Georg Friedrich (Hrsg.)
Zeichen und Anzeichen.
Analysen und Prognosen des Sports.
dvs-Tagung vom 8.-9. Oktober 1998
im Schloß Rauischholzhausen.
Hamburg: Czwalina 2001.
150 Seiten. ISBN 978-3-88020-377-8.

Der Sport in der heutigen Gesellschaft zeichnet sich durch eine zunehmende Diversifizierung aus. Den Sport unserer Zeit zu definieren, entspräche dem Versuch, das babylonische Gewirr der Sprachen, die der Sport mittlerweile "spricht", zu entschlüsseln. Selbst die Hoffnung, der Diversifizierung des Sports durch immer neue Wortschöpfungen gerecht zu werden, muss fehlschlagen unter dem Eindruck der Geschwindigkeit, mit der körperliche Kultur und Körperkults neue Formen und Ausdrucksweisen erzeugen. Vor diesem Hintergrund bringt uns der Gedanke weiter, wonach Sport als ein System von Zeichen zu begreifen und sportliches Handeln der unterschiedlichsten Couleurs als 'Ausdruck von etwas' zu fassen ist. Der vorliegende Band versucht, den Zeichen und Anzeichen, die den Sport ausmachen und die er hervorbringt, auf die Spur zu kommen. So sollen die hinter den vielfältigen und unterschiedlichsten sportthematisierenden Phänomenen wirksamen Codes erkennbar gemacht werden, und der Sport im Rahmen symbolischer Formen verortet und rekonstruiert werden.

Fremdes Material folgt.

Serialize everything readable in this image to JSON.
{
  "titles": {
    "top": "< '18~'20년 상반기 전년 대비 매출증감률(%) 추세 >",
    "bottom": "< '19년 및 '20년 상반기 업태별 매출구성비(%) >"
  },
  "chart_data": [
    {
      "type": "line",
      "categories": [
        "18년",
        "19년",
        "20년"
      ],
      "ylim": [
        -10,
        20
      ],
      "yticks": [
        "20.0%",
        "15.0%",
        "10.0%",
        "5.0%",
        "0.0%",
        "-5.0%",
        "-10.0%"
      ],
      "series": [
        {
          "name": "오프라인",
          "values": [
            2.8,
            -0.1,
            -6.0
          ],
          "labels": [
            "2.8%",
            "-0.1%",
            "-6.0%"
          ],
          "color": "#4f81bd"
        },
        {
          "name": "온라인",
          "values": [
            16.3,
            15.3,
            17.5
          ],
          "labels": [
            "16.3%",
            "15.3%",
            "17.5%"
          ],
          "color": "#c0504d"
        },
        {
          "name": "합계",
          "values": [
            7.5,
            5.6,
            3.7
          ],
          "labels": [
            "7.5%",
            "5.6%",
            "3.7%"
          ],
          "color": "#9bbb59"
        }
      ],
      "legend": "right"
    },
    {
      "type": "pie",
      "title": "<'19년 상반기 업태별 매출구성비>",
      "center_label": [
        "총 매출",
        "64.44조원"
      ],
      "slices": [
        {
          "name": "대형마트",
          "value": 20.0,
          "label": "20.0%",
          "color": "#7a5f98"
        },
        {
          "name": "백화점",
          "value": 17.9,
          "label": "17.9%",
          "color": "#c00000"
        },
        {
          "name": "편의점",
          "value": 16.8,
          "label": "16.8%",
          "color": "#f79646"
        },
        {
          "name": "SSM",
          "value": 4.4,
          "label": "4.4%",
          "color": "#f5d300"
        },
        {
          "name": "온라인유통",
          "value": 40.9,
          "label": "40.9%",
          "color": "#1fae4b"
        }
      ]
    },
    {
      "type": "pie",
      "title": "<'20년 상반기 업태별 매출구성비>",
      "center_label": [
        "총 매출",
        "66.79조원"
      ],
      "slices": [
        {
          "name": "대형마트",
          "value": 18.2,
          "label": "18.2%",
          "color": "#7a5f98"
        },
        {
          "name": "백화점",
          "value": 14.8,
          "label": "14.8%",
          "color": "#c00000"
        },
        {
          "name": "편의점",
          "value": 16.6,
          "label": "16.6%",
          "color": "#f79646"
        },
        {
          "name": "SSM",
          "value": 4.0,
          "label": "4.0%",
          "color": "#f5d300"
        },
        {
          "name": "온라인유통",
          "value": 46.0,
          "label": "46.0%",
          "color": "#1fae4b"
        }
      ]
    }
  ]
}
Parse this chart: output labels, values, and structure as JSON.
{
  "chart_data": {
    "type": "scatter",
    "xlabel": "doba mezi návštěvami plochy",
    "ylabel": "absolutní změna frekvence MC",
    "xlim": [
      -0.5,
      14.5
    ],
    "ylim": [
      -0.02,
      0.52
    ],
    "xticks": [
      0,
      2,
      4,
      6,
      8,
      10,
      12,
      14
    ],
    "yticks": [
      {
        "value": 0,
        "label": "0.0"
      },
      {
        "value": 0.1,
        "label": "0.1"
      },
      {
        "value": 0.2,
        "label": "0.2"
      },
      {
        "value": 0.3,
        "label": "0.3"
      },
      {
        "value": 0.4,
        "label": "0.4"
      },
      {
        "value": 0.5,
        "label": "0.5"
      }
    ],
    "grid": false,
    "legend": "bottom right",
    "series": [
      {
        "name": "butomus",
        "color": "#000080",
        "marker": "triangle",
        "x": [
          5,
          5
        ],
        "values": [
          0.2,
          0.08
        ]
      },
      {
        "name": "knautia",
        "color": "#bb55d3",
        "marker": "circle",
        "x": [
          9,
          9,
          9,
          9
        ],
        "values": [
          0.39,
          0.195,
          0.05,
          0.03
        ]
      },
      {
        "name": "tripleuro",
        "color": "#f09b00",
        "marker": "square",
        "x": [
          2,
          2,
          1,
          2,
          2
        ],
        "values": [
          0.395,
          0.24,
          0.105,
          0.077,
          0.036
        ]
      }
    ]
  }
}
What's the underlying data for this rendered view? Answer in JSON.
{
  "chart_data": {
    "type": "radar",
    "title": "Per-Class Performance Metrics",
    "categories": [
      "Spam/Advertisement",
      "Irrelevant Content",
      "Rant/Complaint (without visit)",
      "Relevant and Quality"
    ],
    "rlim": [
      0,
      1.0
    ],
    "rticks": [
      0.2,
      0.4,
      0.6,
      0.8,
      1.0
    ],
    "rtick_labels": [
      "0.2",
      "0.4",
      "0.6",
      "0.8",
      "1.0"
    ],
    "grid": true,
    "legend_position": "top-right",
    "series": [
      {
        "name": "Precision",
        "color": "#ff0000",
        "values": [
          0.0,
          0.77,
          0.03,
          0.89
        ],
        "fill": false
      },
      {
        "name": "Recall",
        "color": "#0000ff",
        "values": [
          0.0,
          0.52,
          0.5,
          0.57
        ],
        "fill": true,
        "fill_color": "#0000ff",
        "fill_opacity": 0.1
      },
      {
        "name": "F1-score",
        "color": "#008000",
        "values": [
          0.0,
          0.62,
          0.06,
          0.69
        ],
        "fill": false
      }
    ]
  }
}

Die Beiträge des Bandes, die auf die 1998 im Schloss Rauischholzhausen bei Marburg zum vierten Mal durchgeführte Tagung zum Thema "Sport und Semiotik" zurückgehen, verstehen sich aber – neben ihrem analytisch-rekonstruktivem Anspruch – auch als Grundlagen für Prognosen, die zum Jahrtausendwechsel allenthalben unternommen werden. Die Autorinnen und Autoren setzen auf ganz unterschiedlichen Konkretionsstufen an und weisen dabei unterschiedliche Nähe zur semiotischen Theoriebildung bzw. der Reflexion konkreter sport- und körperkultureller Erscheinungen auf.

Der Herausgeber, Georg Friedrich, ist Professor für Sportdidaktik am Institut für Geistes- und Sozialwissenschaften des Sports an der Westfälischen Wilhelms-Universität Münster.